The Daily Mail notes that young people, in the North East of England, can buy a 3 liter bottle of cider for less than admission to the cinema
According to research within the report, almost two-thirds of the 16 to 24-year-olds agree that cheap alcohol promotions encourage drinking to get drunk, while buy-one-get-one-free deals, often seen in supermarkets, also persuade many to purchase more alcohol than they otherwise would.
For the research 1,000 young people aged between 16 and 24 were interviewed by research agency YouthSite in March 2012.
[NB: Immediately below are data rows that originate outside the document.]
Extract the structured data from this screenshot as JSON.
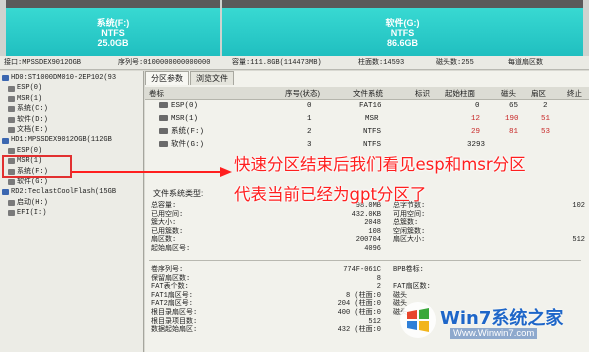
{
  "partitions_bar": [
    {
      "name": "系统(F:)",
      "fs": "NTFS",
      "size": "25.0GB"
    },
    {
      "name": "软件(G:)",
      "fs": "NTFS",
      "size": "86.6GB"
    }
  ],
  "disk_info": {
    "model": "接口:MPSSDEX9012OGB",
    "serial": "序列号:0100000000000000",
    "capacity": "容量:111.8GB(114473MB)",
    "cylinders": "柱面数:14593",
    "heads": "磁头数:255",
    "sectors": "每道扇区数"
  },
  "tree": [
    {
      "text": "HD0:ST1000DM010-2EP102(93",
      "type": "disk"
    },
    {
      "text": "ESP(0)",
      "type": "part"
    },
    {
      "text": "MSR(1)",
      "type": "part"
    },
    {
      "text": "系统(C:)",
      "type": "part"
    },
    {
      "text": "软件(D:)",
      "type": "part"
    },
    {
      "text": "文档(E:)",
      "type": "part"
    },
    {
      "text": "HD1:MPSSDEX9012OGB(112GB",
      "type": "disk"
    },
    {
      "text": "ESP(0)",
      "type": "part"
    },
    {
      "text": "MSR(1)",
      "type": "part"
    },
    {
      "text": "系统(F:)",
      "type": "part"
    },
    {
      "text": "软件(G:)",
      "type": "part"
    },
    {
      "text": "RD2:TeclastCoolFlash(15GB",
      "type": "disk"
    },
    {
      "text": "启动(H:)",
      "type": "part"
    },
    {
      "text": "EFI(I:)",
      "type": "part"
    }
  ],
  "tabs": [
    "分区参数",
    "浏览文件"
  ],
  "partition_table": {
    "headers": [
      "卷标",
      "序号(状态)",
      "文件系统",
      "标识",
      "起始柱面",
      "磁头",
      "扇区",
      "终止"
    ],
    "rows": [
      {
        "label": "ESP(0)",
        "index": "0",
        "fs": "FAT16",
        "flag": "",
        "start_cyl": "0",
        "head": "65",
        "sector": "2",
        "red": false
      },
      {
        "label": "MSR(1)",
        "index": "1",
        "fs": "MSR",
        "flag": "",
        "start_cyl": "12",
        "head": "190",
        "sector": "51",
        "red": true
      },
      {
        "label": "系统(F:)",
        "index": "2",
        "fs": "NTFS",
        "flag": "",
        "start_cyl": "29",
        "head": "81",
        "sector": "53",
        "red": true
      },
      {
        "label": "软件(G:)",
        "index": "3",
        "fs": "NTFS",
        "flag": "",
        "start_cyl": "3293",
        "head": "",
        "sector": "",
        "red": false
      }
    ]
  },
  "fs_title": "文件系统类型:",
  "fs_left": [
    {
      "k": "总容量:",
      "v": "98.0MB"
    },
    {
      "k": "已用空间:",
      "v": "432.0KB"
    },
    {
      "k": "簇大小:",
      "v": "2048"
    },
    {
      "k": "已用簇数:",
      "v": "108"
    },
    {
      "k": "扇区数:",
      "v": "200704"
    },
    {
      "k": "起始扇区号:",
      "v": "4096"
    }
  ],
  "fs_right": [
    {
      "k": "总字节数:",
      "v": "102"
    },
    {
      "k": "可用空间:",
      "v": ""
    },
    {
      "k": "总簇数:",
      "v": ""
    },
    {
      "k": "空闲簇数:",
      "v": ""
    },
    {
      "k": "扇区大小:",
      "v": "512"
    }
  ],
  "fs_lower_left": [
    {
      "k": "卷序列号:",
      "v": "774F-061C"
    },
    {
      "k": "保留扇区数:",
      "v": "8"
    },
    {
      "k": "FAT表个数:",
      "v": "2"
    },
    {
      "k": "FAT1扇区号:",
      "v": "8 (柱面:0"
    },
    {
      "k": "FAT2扇区号:",
      "v": "204 (柱面:0"
    },
    {
      "k": "根目录扇区号:",
      "v": "400 (柱面:0"
    },
    {
      "k": "根目录项目数:",
      "v": "512"
    },
    {
      "k": "数据起始扇区:",
      "v": "432 (柱面:0"
    }
  ],
  "fs_lower_right": [
    {
      "k": "BPB卷标:",
      "v": ""
    },
    {
      "k": "FAT扇区数:",
      "v": ""
    },
    {
      "k": "磁头",
      "v": ""
    },
    {
      "k": "磁头",
      "v": ""
    },
    {
      "k": "磁头",
      "v": ""
    }
  ],
  "annotation": {
    "line1": "快速分区结束后我们看见esp和msr分区",
    "line2": "代表当前已经为gpt分区了"
  },
  "watermark": {
    "brand": "Win7系统之家",
    "url": "Www.Winwin7.com"
  },
  "colors": {
    "annotation": "#ff1f1f",
    "partition_fill": "#2cc9c8",
    "red_values": "#c82828"
  }
}
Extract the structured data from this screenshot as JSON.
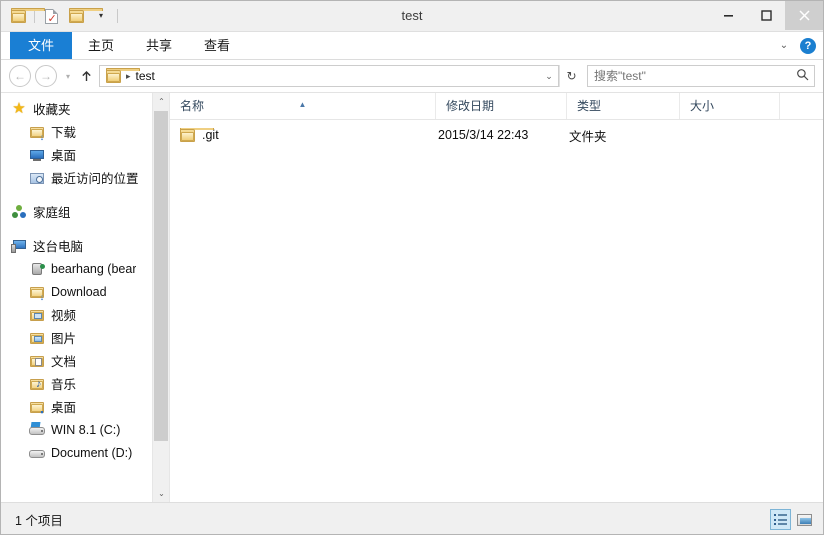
{
  "window": {
    "title": "test",
    "controls": {
      "minimize": "minimize",
      "maximize": "maximize",
      "close": "close"
    }
  },
  "quick_access": {
    "items": [
      {
        "name": "folder-properties",
        "icon": "folder-icon"
      },
      {
        "name": "new-folder",
        "icon": "document-check-icon"
      },
      {
        "name": "folder-up",
        "icon": "folder-icon"
      }
    ],
    "customize_caret": "▾"
  },
  "ribbon": {
    "tabs": [
      {
        "label": "文件",
        "selected": true
      },
      {
        "label": "主页",
        "selected": false
      },
      {
        "label": "共享",
        "selected": false
      },
      {
        "label": "查看",
        "selected": false
      }
    ],
    "expand_caret": "⌄",
    "help_label": "?"
  },
  "address": {
    "back_glyph": "←",
    "forward_glyph": "→",
    "history_caret": "▾",
    "up_glyph": "↑",
    "crumb_separator": "▸",
    "path_segments": [
      "test"
    ],
    "dropdown_caret": "⌄",
    "refresh_glyph": "↻"
  },
  "search": {
    "placeholder": "搜索\"test\"",
    "value": "",
    "icon": "search-icon"
  },
  "sidebar": {
    "groups": [
      {
        "header": {
          "label": "收藏夹",
          "icon": "star-icon"
        },
        "items": [
          {
            "label": "下载",
            "icon": "download-folder-icon"
          },
          {
            "label": "桌面",
            "icon": "desktop-monitor-icon"
          },
          {
            "label": "最近访问的位置",
            "icon": "recent-places-icon"
          }
        ]
      },
      {
        "header": {
          "label": "家庭组",
          "icon": "homegroup-icon"
        },
        "items": []
      },
      {
        "header": {
          "label": "这台电脑",
          "icon": "this-pc-icon"
        },
        "items": [
          {
            "label": "bearhang (bear",
            "icon": "user-icon"
          },
          {
            "label": "Download",
            "icon": "download-folder-icon"
          },
          {
            "label": "视频",
            "icon": "videos-folder-icon"
          },
          {
            "label": "图片",
            "icon": "pictures-folder-icon"
          },
          {
            "label": "文档",
            "icon": "documents-folder-icon"
          },
          {
            "label": "音乐",
            "icon": "music-folder-icon"
          },
          {
            "label": "桌面",
            "icon": "desktop-folder-icon"
          },
          {
            "label": "WIN 8.1 (C:)",
            "icon": "windows-drive-icon"
          },
          {
            "label": "Document (D:)",
            "icon": "drive-icon"
          }
        ]
      }
    ],
    "scrollbar": {
      "up_glyph": "⌃",
      "down_glyph": "⌄"
    }
  },
  "filelist": {
    "columns": [
      {
        "label": "名称",
        "sorted": true,
        "sort_caret": "▲"
      },
      {
        "label": "修改日期",
        "sorted": false,
        "sort_caret": ""
      },
      {
        "label": "类型",
        "sorted": false,
        "sort_caret": ""
      },
      {
        "label": "大小",
        "sorted": false,
        "sort_caret": ""
      }
    ],
    "rows": [
      {
        "name": ".git",
        "icon": "folder-icon",
        "date_modified": "2015/3/14 22:43",
        "type": "文件夹",
        "size": ""
      }
    ]
  },
  "statusbar": {
    "item_count": "1 个项目",
    "views": [
      {
        "name": "details-view",
        "active": true
      },
      {
        "name": "large-icons-view",
        "active": false
      }
    ]
  },
  "colors": {
    "accent_blue": "#1a7fd4",
    "folder_yellow": "#e7bf62",
    "titlebar_bg": "#f0f0f0",
    "selected_view_bg": "#cfe8f7"
  }
}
The report concludes that making alcohol less affordable is the most effective way of reducing alcohol-related harm, using market forces (price) as a deterrent. This is summed up by Tom Smith, Program Policy Manager, Alcohol Concern, who is quoted in a press release as saying:
"This report is further proof of the impact cheap alcohol is having on the health and well-being of our young people. They have told us loud and clear that the way in which alcohol is priced influences the way they drink. We also know that our young people are more likely to have experienced being drunk by the age of 13 than their peers in almost any other European country. This survey shows just how urgent action on Minimum Unit Pricing is and we're calling on the Government to set a 50p minimum unit price without delay."